Feature-Decision Level Collaborative Fusion Network for Hyperspectral and LiDAR Classification
The fusion-based classification of hyperspectral (HS) and light detection and ranging (LiDAR) images has become a prominent research topic, as their complementary information can effectively improve classification performance. The current methods encompass pixel-, feature- and decision-level fusion. Among them, feature- and decision-level fusion have emerged as the mainstream approaches. Collaborative fusion of these two levels can enhance classification accuracy. Although various methods have been proposed, some shortcomings still exist. On one hand, current methods ignore the shared advanced features between HS and LiDAR images, impeding the integration of multimodal features and thereby limiting the classification performance.
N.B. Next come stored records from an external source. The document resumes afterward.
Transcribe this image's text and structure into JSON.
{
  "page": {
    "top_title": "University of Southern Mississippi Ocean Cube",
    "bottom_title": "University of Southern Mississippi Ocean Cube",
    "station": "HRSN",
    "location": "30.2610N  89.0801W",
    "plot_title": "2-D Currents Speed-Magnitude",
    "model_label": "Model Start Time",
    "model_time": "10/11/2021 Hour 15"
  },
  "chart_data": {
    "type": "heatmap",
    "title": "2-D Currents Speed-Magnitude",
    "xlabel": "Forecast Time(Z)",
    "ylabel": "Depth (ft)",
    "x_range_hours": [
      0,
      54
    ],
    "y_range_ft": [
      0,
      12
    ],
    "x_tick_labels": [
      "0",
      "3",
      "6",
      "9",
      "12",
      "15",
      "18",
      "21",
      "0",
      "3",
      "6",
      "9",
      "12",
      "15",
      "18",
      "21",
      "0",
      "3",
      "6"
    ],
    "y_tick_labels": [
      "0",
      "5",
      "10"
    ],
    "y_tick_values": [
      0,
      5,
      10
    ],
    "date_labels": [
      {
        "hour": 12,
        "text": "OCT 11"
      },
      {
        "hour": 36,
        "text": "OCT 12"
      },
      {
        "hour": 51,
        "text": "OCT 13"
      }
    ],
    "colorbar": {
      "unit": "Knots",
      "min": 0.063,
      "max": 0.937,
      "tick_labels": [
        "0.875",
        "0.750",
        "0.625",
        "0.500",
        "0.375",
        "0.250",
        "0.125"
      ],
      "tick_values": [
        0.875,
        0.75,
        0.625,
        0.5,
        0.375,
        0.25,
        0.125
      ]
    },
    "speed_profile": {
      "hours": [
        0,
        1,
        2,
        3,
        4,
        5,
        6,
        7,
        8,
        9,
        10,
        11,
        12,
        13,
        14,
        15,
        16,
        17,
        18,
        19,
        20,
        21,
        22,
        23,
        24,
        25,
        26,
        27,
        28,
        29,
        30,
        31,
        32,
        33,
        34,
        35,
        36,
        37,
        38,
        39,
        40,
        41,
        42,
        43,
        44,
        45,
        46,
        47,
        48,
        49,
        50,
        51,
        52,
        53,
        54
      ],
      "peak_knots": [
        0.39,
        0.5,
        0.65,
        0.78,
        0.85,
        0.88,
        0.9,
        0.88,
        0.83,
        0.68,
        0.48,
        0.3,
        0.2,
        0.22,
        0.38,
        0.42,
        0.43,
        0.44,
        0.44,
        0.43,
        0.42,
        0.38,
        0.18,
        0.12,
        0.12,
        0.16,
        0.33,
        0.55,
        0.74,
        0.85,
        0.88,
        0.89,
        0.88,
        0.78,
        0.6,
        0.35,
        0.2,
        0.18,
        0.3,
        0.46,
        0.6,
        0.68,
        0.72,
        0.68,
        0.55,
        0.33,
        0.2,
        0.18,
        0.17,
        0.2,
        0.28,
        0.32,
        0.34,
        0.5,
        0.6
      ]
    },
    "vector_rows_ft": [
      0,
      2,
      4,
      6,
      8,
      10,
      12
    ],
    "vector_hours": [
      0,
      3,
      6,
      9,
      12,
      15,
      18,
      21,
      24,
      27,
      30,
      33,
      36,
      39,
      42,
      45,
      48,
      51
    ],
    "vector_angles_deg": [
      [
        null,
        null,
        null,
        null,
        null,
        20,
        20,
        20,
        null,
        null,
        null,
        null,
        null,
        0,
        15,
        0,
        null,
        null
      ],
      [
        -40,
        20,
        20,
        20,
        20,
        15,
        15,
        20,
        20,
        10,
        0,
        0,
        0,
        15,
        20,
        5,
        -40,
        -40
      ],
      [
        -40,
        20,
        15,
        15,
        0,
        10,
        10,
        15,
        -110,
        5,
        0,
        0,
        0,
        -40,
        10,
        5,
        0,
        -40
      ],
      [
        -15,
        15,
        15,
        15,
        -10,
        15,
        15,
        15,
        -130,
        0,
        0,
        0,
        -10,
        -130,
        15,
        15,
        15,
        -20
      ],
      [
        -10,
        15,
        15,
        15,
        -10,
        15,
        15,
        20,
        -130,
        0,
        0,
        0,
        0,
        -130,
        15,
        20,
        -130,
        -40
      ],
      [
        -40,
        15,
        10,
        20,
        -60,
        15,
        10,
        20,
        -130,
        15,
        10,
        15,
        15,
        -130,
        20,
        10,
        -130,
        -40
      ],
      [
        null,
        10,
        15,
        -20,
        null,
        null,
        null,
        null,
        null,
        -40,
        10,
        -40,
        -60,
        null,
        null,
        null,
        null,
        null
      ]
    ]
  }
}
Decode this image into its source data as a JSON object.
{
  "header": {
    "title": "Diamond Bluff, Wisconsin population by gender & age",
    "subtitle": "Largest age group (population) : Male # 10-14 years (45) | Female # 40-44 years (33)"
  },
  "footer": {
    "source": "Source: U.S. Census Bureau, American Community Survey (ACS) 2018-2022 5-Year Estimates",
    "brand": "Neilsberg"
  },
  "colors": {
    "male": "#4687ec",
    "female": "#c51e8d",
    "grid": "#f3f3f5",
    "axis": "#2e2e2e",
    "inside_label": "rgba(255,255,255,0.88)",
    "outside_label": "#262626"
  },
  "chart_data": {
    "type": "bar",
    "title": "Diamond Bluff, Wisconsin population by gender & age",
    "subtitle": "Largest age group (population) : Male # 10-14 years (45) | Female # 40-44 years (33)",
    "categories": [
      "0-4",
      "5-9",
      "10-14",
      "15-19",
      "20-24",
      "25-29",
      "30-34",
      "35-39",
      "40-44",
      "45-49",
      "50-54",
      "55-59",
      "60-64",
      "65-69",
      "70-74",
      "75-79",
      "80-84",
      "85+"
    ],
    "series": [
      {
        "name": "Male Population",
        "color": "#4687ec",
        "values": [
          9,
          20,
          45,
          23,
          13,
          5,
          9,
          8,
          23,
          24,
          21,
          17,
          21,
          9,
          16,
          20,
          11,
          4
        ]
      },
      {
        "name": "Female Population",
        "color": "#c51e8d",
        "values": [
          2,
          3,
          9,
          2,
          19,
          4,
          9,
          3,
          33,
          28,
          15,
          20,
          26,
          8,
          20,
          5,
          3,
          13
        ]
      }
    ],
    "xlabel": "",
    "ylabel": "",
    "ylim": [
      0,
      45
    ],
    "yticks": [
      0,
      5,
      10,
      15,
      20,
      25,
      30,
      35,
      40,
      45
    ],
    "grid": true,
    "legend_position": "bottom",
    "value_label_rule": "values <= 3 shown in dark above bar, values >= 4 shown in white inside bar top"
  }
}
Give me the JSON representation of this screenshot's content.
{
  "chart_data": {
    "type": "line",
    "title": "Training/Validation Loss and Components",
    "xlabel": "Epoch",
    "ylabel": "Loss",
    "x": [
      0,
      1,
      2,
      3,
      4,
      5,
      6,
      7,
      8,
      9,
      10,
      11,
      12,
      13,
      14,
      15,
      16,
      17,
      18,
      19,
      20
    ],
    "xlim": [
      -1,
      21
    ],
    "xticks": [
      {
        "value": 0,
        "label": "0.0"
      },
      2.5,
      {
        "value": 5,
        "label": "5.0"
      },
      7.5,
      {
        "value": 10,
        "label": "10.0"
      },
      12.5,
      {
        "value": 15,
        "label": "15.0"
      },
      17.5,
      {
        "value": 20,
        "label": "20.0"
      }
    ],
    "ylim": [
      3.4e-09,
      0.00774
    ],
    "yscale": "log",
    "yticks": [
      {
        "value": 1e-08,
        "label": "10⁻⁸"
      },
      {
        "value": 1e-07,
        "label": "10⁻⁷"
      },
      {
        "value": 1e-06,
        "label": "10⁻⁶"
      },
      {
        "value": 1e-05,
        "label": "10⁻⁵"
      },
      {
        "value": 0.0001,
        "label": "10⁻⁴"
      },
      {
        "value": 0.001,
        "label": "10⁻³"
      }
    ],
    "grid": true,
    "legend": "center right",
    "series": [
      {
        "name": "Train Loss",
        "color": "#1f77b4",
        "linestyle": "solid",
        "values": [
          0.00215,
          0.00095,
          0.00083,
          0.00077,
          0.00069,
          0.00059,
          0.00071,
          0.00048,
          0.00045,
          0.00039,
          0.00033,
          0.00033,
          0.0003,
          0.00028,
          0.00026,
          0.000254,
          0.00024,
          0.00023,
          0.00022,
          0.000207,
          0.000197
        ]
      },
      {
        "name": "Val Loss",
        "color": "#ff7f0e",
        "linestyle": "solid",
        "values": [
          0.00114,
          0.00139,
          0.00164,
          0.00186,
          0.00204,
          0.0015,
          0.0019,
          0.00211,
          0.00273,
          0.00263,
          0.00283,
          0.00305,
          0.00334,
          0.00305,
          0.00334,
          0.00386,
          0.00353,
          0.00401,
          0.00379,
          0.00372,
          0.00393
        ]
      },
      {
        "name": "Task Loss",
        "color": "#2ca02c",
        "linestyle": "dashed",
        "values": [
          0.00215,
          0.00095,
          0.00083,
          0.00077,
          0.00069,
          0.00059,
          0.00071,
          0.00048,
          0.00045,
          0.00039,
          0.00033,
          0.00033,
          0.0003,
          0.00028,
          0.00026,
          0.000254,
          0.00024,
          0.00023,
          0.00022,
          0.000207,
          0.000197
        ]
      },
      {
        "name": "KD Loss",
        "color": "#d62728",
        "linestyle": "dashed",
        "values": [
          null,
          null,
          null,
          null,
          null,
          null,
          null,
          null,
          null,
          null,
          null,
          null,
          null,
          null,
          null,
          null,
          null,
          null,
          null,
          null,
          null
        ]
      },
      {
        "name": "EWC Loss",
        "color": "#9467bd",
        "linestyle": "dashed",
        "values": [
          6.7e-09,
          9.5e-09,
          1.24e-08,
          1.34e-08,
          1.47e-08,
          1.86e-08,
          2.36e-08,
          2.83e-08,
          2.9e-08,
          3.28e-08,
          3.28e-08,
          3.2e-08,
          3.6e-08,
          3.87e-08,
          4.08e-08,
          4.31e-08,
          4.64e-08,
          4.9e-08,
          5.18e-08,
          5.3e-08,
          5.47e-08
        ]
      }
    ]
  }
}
On the other hand, the existing methods face difficulties in achieving a balance between feature- and decision-level contributions, or they simply overlook the significance of one level and fail to utilize it effectively. In this paper, we propose a novel feature-decision level collaborative fusion network (FDCFNet) for hyperspectral and LiDAR classification to alleviate these problems. Specifically, a multilevel interactive fusion module is proposed to indirectly connect hyperspectral and LiDAR flows to refine the spectral-elevation information. Moreover, the fusion features of the intermediate branch can further enhance the shared-complementary information of hyperspectral and LiDAR to reduce the modality differences. In addition, a dynamic weight selection strategy is meticulously designed to adaptively assign weight to the output of three branches at the decision level. Experiments on three public benchmark datasets demonstrate the effectiveness of the proposed methods.